Na avaliação da juíza, a conduta constitui dumping social, porque a empregadora adota a prática reiterada de despedir por justa causa, sem pagar verbas rescisórias, para conseguir negociar, durante o processo, o pagamento de um valor muito pequeno em relação ao que era devido inicialmente, o que acarreta em vantagem econômica diante de empresas de menor porte que cumprem a legislação trabalhista. A situação, conforme Valdete Severo, resulta em concorrência desleal e fere o próprio sistema capitalista.
Quanto ao caso concreto, a julgadora apontou que o trabalhador foi despedido inclusive sem a expedição de guias para o recebimento do seguro-desemprego, o que, em um contexto de pandemia e de crise econômica, como ressaltou a magistrada, poderia inviabilizar a própria sobrevivência do trabalhador.

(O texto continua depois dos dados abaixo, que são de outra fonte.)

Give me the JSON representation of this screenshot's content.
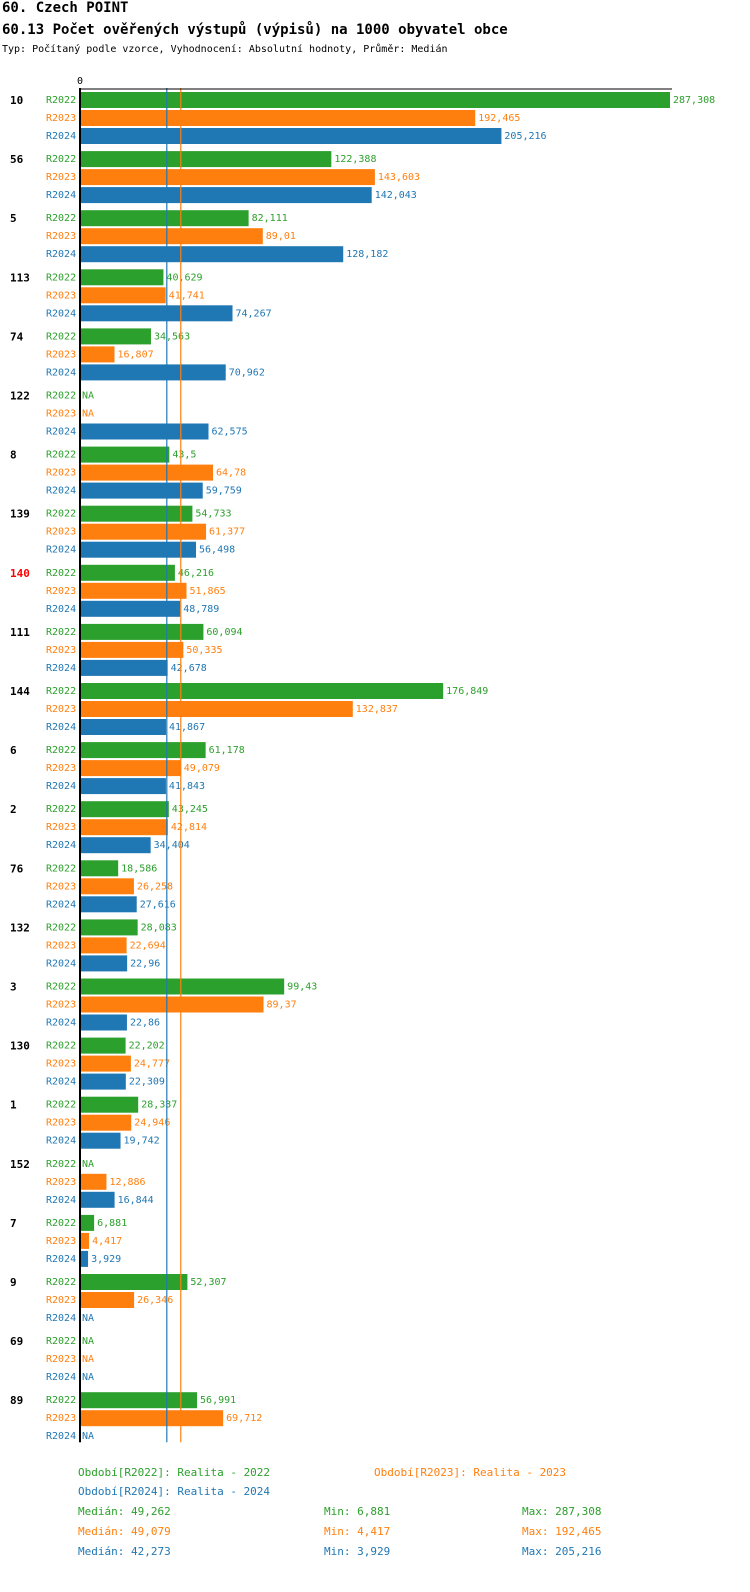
{
  "header": {
    "title": "60. Czech POINT",
    "subtitle": "60.13 Počet ověřených výstupů (výpisů) na 1000 obyvatel obce",
    "meta": "Typ: Počítaný podle vzorce, Vyhodnocení: Absolutní hodnoty, Průměr: Medián"
  },
  "colors": {
    "R2022": "#2ca02c",
    "R2023": "#ff7f0e",
    "R2024": "#1f77b4",
    "highlight": "#ff0000"
  },
  "chart_data": {
    "type": "bar",
    "orientation": "horizontal",
    "title": "60.13 Počet ověřených výstupů (výpisů) na 1000 obyvatel obce",
    "axis_zero_label": "0",
    "xlim": [
      0,
      287.308
    ],
    "series_names": [
      "R2022",
      "R2023",
      "R2024"
    ],
    "na_label": "NA",
    "highlight_category": "140",
    "categories": [
      {
        "id": "10",
        "values": [
          287.308,
          192.465,
          205.216
        ],
        "labels": [
          "287,308",
          "192,465",
          "205,216"
        ]
      },
      {
        "id": "56",
        "values": [
          122.388,
          143.603,
          142.043
        ],
        "labels": [
          "122,388",
          "143,603",
          "142,043"
        ]
      },
      {
        "id": "5",
        "values": [
          82.111,
          89.01,
          128.182
        ],
        "labels": [
          "82,111",
          "89,01",
          "128,182"
        ]
      },
      {
        "id": "113",
        "values": [
          40.629,
          41.741,
          74.267
        ],
        "labels": [
          "40,629",
          "41,741",
          "74,267"
        ]
      },
      {
        "id": "74",
        "values": [
          34.563,
          16.807,
          70.962
        ],
        "labels": [
          "34,563",
          "16,807",
          "70,962"
        ]
      },
      {
        "id": "122",
        "values": [
          null,
          null,
          62.575
        ],
        "labels": [
          "NA",
          "NA",
          "62,575"
        ]
      },
      {
        "id": "8",
        "values": [
          43.5,
          64.78,
          59.759
        ],
        "labels": [
          "43,5",
          "64,78",
          "59,759"
        ]
      },
      {
        "id": "139",
        "values": [
          54.733,
          61.377,
          56.498
        ],
        "labels": [
          "54,733",
          "61,377",
          "56,498"
        ]
      },
      {
        "id": "140",
        "values": [
          46.216,
          51.865,
          48.789
        ],
        "labels": [
          "46,216",
          "51,865",
          "48,789"
        ]
      },
      {
        "id": "111",
        "values": [
          60.094,
          50.335,
          42.678
        ],
        "labels": [
          "60,094",
          "50,335",
          "42,678"
        ]
      },
      {
        "id": "144",
        "values": [
          176.849,
          132.837,
          41.867
        ],
        "labels": [
          "176,849",
          "132,837",
          "41,867"
        ]
      },
      {
        "id": "6",
        "values": [
          61.178,
          49.079,
          41.843
        ],
        "labels": [
          "61,178",
          "49,079",
          "41,843"
        ]
      },
      {
        "id": "2",
        "values": [
          43.245,
          42.814,
          34.404
        ],
        "labels": [
          "43,245",
          "42,814",
          "34,404"
        ]
      },
      {
        "id": "76",
        "values": [
          18.586,
          26.258,
          27.616
        ],
        "labels": [
          "18,586",
          "26,258",
          "27,616"
        ]
      },
      {
        "id": "132",
        "values": [
          28.083,
          22.694,
          22.96
        ],
        "labels": [
          "28,083",
          "22,694",
          "22,96"
        ]
      },
      {
        "id": "3",
        "values": [
          99.43,
          89.37,
          22.86
        ],
        "labels": [
          "99,43",
          "89,37",
          "22,86"
        ]
      },
      {
        "id": "130",
        "values": [
          22.202,
          24.777,
          22.309
        ],
        "labels": [
          "22,202",
          "24,777",
          "22,309"
        ]
      },
      {
        "id": "1",
        "values": [
          28.337,
          24.946,
          19.742
        ],
        "labels": [
          "28,337",
          "24,946",
          "19,742"
        ]
      },
      {
        "id": "152",
        "values": [
          null,
          12.886,
          16.844
        ],
        "labels": [
          "NA",
          "12,886",
          "16,844"
        ]
      },
      {
        "id": "7",
        "values": [
          6.881,
          4.417,
          3.929
        ],
        "labels": [
          "6,881",
          "4,417",
          "3,929"
        ]
      },
      {
        "id": "9",
        "values": [
          52.307,
          26.346,
          null
        ],
        "labels": [
          "52,307",
          "26,346",
          "NA"
        ]
      },
      {
        "id": "69",
        "values": [
          null,
          null,
          null
        ],
        "labels": [
          "NA",
          "NA",
          "NA"
        ]
      },
      {
        "id": "89",
        "values": [
          56.991,
          69.712,
          null
        ],
        "labels": [
          "56,991",
          "69,712",
          "NA"
        ]
      }
    ],
    "median_lines": [
      {
        "series": "R2023",
        "value": 49.079
      },
      {
        "series": "R2024",
        "value": 42.273
      }
    ]
  },
  "legend": {
    "r2022": "Období[R2022]: Realita - 2022",
    "r2023": "Období[R2023]: Realita - 2023",
    "r2024": "Období[R2024]: Realita - 2024"
  },
  "stats": [
    {
      "median": "Medián: 49,262",
      "min": "Min: 6,881",
      "max": "Max: 287,308"
    },
    {
      "median": "Medián: 49,079",
      "min": "Min: 4,417",
      "max": "Max: 192,465"
    },
    {
      "median": "Medián: 42,273",
      "min": "Min: 3,929",
      "max": "Max: 205,216"
    }
  ]
}
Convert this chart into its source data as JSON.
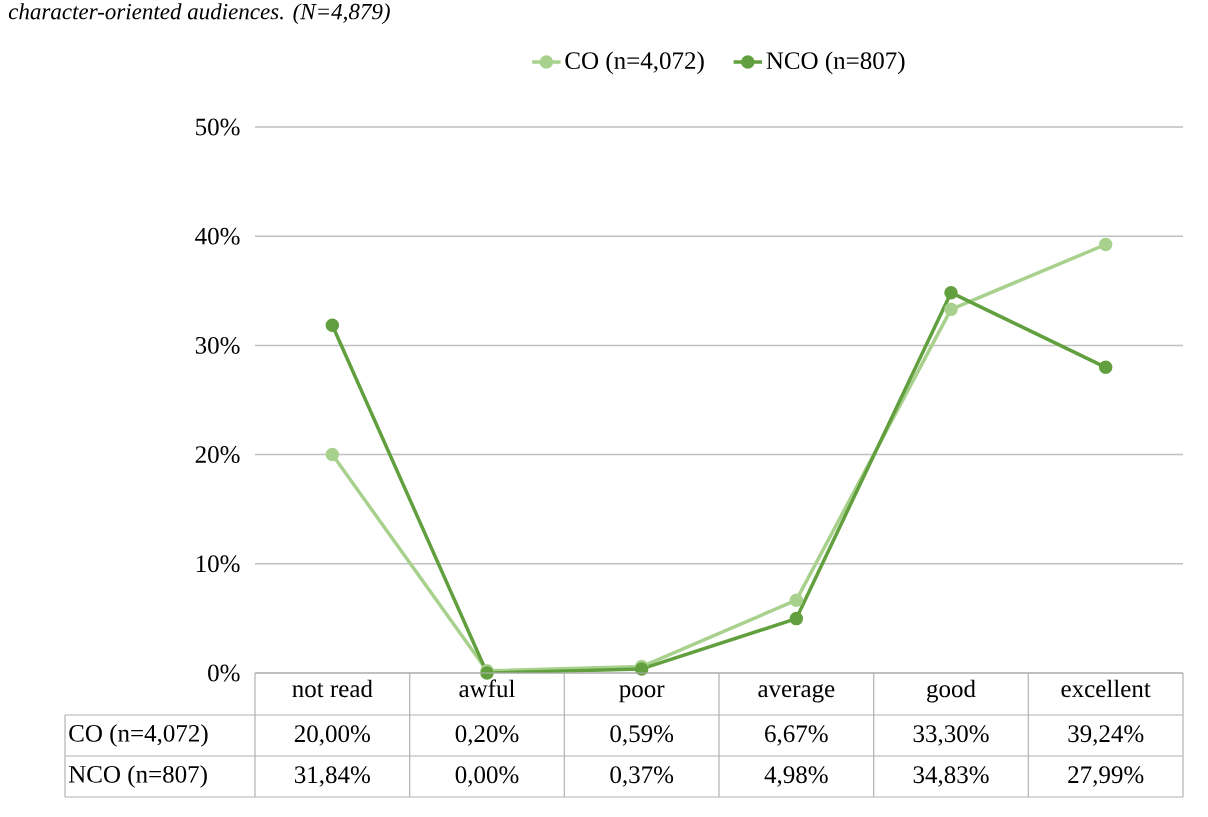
{
  "chart_data": {
    "type": "line",
    "title": "character-oriented audiences. (N=4,879)",
    "categories": [
      "not read",
      "awful",
      "poor",
      "average",
      "good",
      "excellent"
    ],
    "series": [
      {
        "name": "CO (n=4,072)",
        "color": "#a9d18e",
        "values": [
          20.0,
          0.2,
          0.59,
          6.67,
          33.3,
          39.24
        ],
        "value_labels": [
          "20,00%",
          "0,20%",
          "0,59%",
          "6,67%",
          "33,30%",
          "39,24%"
        ]
      },
      {
        "name": "NCO (n=807)",
        "color": "#62a03f",
        "values": [
          31.84,
          0.0,
          0.37,
          4.98,
          34.83,
          27.99
        ],
        "value_labels": [
          "31,84%",
          "0,00%",
          "0,37%",
          "4,98%",
          "34,83%",
          "27,99%"
        ]
      }
    ],
    "ylim": [
      0,
      50
    ],
    "yticks": [
      {
        "value": 0,
        "label": "0%"
      },
      {
        "value": 10,
        "label": "10%"
      },
      {
        "value": 20,
        "label": "20%"
      },
      {
        "value": 30,
        "label": "30%"
      },
      {
        "value": 40,
        "label": "40%"
      },
      {
        "value": 50,
        "label": "50%"
      }
    ],
    "grid": "y",
    "legend": "top",
    "marker": "circle",
    "line_style": "solid"
  }
}
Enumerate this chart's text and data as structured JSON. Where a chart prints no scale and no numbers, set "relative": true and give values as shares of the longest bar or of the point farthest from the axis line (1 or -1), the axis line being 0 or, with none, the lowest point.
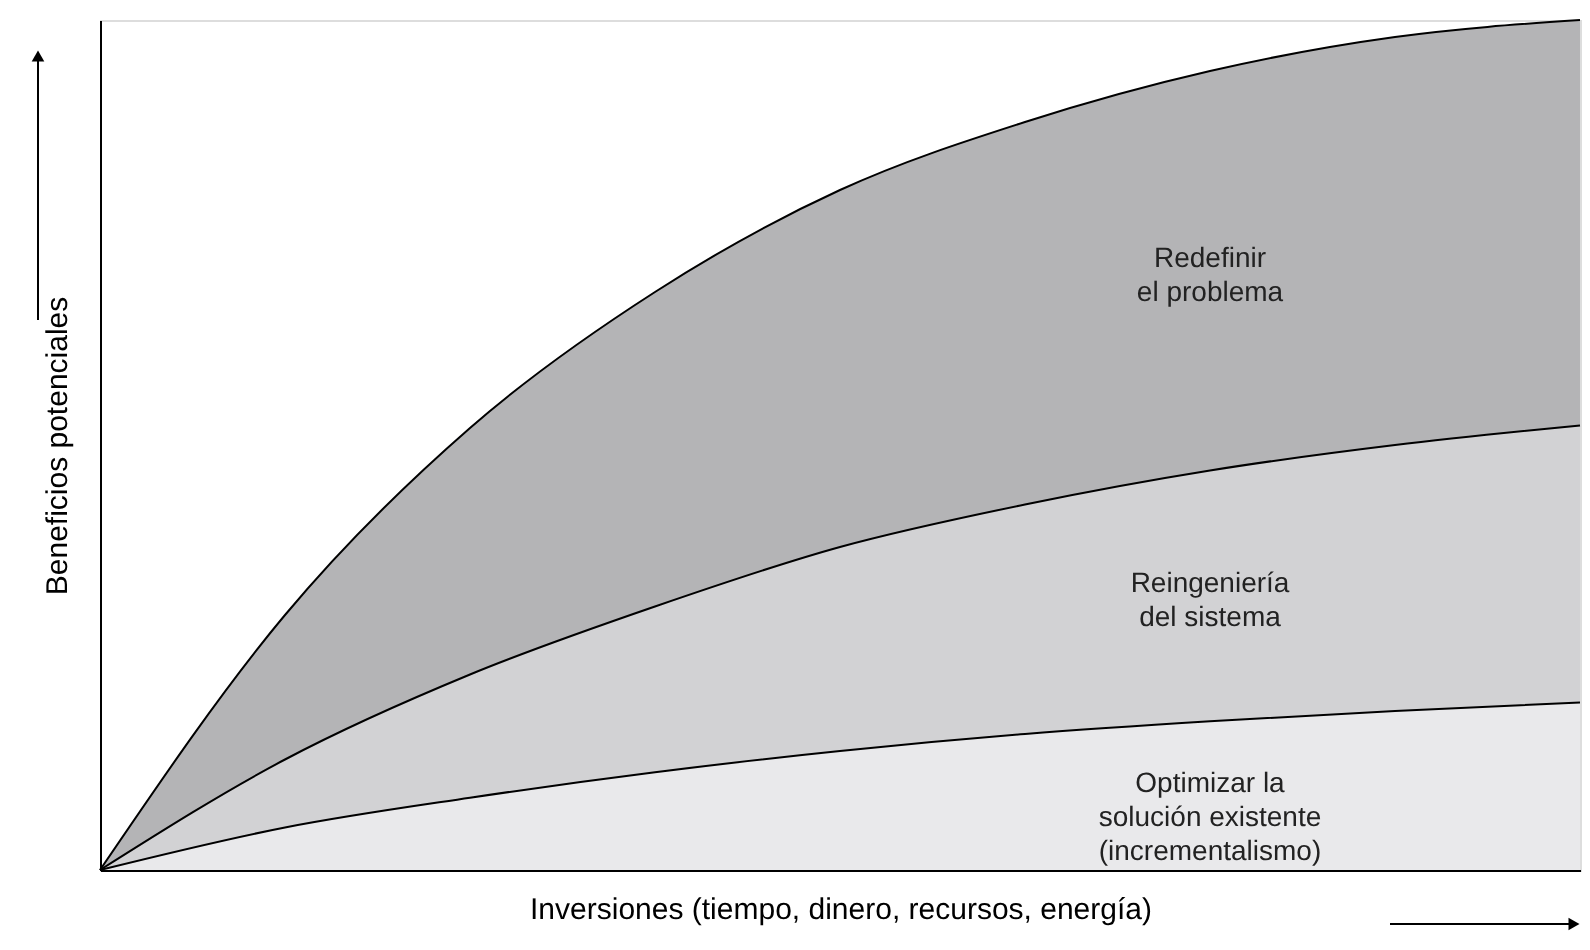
{
  "chart_data": {
    "type": "area",
    "relative": true,
    "xlabel": "Inversiones (tiempo, dinero, recursos, energía)",
    "ylabel": "Beneficios potenciales",
    "categories": [
      null,
      null,
      null,
      null,
      null,
      null,
      null,
      null,
      null
    ],
    "grid": false,
    "series": [
      {
        "name": "Redefinir\nel problema",
        "color": "#b4b4b6",
        "values": [
          0,
          0.3,
          0.52,
          0.68,
          0.8,
          0.88,
          0.94,
          0.98,
          1.0
        ]
      },
      {
        "name": "Reingeniería\ndel sistema",
        "color": "#d2d2d4",
        "values": [
          0,
          0.13,
          0.23,
          0.31,
          0.38,
          0.43,
          0.47,
          0.5,
          0.523
        ]
      },
      {
        "name": "Optimizar la\nsolución existente\n(incrementalismo)",
        "color": "#e9e9eb",
        "values": [
          0,
          0.05,
          0.085,
          0.115,
          0.14,
          0.16,
          0.175,
          0.187,
          0.197
        ]
      }
    ]
  }
}
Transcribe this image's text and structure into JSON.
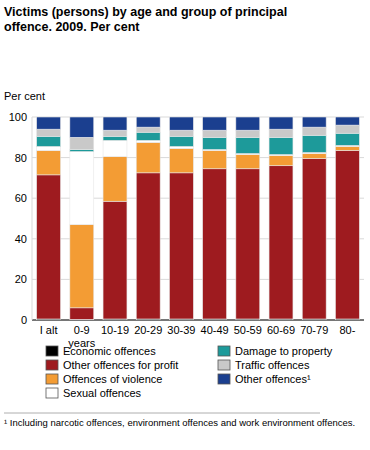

Na sentença, ficou determinado que o montante relativo à indenização por dano social deve ser utilizado na quitação de processos da empregadora que foram arquivados com dívida e tramitam na 4ª Vara do Trabalho de Porto Alegre, até o limite de R$ 20 mil em cada ação. Adicionalmente, o valor também poderá ser usado em ações propostas pelo Ministério Público do Trabalho, que visem diminuir os danos causados pela Covid-19 ou direcionadas ao combate do trabalho infantil no Rio Grande do Sul.
Já o valor referente à reparação por litigância de má-fé deverá ser revertido integralmente ao próprio trabalhador.